Multimodal fingerprinting of cellular phenotypes associated with autism risk variants

Awarded: 2021
Award Type: Targeted: Genomics of ASD: Pathways to Genetic Therapies
Award #: 890477

While genetic studies have identified numerous risk variants and genes for autism spectrum disorder (ASD), therapeutic development requires both better understanding of the genes’ neurobiological roles and scalable assays to identify potential chemical or genetic interventions. This challenge is especially daunting given the large number of ASD risk genes found to date — at present there are 207 high-confidence SPARK genes including 50 prioritized by SFARI for their translational potential, with even more likely to come. Tackling this list piecemeal with traditional techniques will be prohibitively time consuming, and new, highly parallel discovery approaches are required.

Meanwhile, emerging lines of evidence show that fingerprinting of cells — defined here as measurements which parameterize cell state among hundreds to thousands of separate features — not only can offer insight about the phenotypic consequences of a genetic perturbation but also can cluster genetic or chemical perturbations by likely common mechanisms of action. Fingerprinting assays typically scale well, in principle simplifying the transition from neurobiological discovery to assay development.

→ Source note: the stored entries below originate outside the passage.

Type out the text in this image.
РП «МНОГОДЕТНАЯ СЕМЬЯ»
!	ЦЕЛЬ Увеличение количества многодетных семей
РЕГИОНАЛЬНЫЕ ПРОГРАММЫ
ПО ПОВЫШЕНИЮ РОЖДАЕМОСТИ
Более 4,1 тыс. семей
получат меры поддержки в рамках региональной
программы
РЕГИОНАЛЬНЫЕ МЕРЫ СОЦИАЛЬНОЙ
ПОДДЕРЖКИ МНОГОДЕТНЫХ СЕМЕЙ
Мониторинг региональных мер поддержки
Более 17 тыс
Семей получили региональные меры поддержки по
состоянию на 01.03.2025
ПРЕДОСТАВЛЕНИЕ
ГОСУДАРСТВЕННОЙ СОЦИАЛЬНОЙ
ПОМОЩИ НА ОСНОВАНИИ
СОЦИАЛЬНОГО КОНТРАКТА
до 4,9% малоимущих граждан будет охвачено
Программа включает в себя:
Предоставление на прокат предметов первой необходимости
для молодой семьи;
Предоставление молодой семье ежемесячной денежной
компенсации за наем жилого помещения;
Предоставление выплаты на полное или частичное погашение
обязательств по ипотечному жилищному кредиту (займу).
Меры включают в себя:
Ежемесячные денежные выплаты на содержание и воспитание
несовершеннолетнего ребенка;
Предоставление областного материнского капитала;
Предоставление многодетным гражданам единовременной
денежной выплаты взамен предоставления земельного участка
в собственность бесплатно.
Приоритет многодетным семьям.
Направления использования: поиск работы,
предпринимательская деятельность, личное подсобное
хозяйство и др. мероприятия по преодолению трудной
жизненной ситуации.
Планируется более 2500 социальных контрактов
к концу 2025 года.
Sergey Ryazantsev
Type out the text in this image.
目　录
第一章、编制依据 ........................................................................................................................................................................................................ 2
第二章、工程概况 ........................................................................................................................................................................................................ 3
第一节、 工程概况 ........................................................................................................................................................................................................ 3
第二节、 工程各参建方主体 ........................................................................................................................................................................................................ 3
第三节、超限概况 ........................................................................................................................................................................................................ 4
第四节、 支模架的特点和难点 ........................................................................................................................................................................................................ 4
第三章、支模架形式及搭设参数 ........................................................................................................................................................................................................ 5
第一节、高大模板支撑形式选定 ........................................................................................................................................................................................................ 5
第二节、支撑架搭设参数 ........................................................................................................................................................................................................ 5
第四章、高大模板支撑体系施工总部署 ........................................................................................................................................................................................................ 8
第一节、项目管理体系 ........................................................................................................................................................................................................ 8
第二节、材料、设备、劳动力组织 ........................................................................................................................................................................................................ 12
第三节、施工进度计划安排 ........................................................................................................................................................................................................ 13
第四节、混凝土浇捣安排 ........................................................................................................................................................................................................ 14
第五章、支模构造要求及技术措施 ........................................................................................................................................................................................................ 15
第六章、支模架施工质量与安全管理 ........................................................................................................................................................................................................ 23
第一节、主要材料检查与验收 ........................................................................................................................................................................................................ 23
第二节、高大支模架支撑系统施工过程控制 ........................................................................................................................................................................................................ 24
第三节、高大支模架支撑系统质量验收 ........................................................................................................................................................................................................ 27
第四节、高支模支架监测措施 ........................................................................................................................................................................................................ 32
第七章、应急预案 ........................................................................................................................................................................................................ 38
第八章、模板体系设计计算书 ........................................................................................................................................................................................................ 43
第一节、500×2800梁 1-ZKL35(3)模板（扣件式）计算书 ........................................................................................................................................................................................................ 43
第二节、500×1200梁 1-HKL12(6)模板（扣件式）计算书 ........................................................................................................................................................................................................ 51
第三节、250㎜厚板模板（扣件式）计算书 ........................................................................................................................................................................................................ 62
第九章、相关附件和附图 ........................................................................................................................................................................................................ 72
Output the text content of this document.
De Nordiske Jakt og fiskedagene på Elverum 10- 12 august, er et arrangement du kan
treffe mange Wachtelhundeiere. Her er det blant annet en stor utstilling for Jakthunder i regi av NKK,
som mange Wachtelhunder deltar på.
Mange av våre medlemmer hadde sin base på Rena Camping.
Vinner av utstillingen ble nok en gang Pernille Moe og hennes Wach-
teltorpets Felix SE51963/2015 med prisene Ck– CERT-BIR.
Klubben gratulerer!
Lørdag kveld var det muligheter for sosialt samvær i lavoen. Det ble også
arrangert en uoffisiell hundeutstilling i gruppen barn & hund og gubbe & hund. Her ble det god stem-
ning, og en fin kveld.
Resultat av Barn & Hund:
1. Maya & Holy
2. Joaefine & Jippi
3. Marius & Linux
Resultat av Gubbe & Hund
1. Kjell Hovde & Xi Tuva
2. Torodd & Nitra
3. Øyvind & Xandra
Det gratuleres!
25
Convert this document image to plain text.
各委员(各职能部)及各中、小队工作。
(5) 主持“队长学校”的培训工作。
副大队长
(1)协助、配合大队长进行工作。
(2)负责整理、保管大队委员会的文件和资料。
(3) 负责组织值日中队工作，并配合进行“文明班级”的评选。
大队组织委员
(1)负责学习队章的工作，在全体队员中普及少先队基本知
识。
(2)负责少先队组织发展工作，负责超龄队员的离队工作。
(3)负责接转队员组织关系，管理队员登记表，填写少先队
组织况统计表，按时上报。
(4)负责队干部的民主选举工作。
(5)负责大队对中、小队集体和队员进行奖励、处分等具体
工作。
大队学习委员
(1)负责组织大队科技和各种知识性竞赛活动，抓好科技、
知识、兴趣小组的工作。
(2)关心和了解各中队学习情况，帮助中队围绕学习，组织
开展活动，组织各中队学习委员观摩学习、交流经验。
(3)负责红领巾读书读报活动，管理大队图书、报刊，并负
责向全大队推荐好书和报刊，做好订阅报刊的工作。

Samouil Farhi and Ralda Nehme’s laboratories have developed a rich assay palette for transcriptomic, morphological and electrophysiological fingerprinting pooled cultures of human neurons derived from induced pluripotent stem cells. In this project, their teams will leverage these assays to perform pooled knockdown screens of high-confidence ASD risk genes, identifying modulated features and gaining insight into the neurobiological roles of the genes. They will then use the same assays in large case-control pools harboring ASD risk variants in the same genes to identify features linked to gene rather than genetic background and confirm this by correcting the relevant mutation. The overall approach will both provide information about the roles of genes, enable clustering of genes by potential common roles and guide the development of highly scalable therapeutic discovery assays.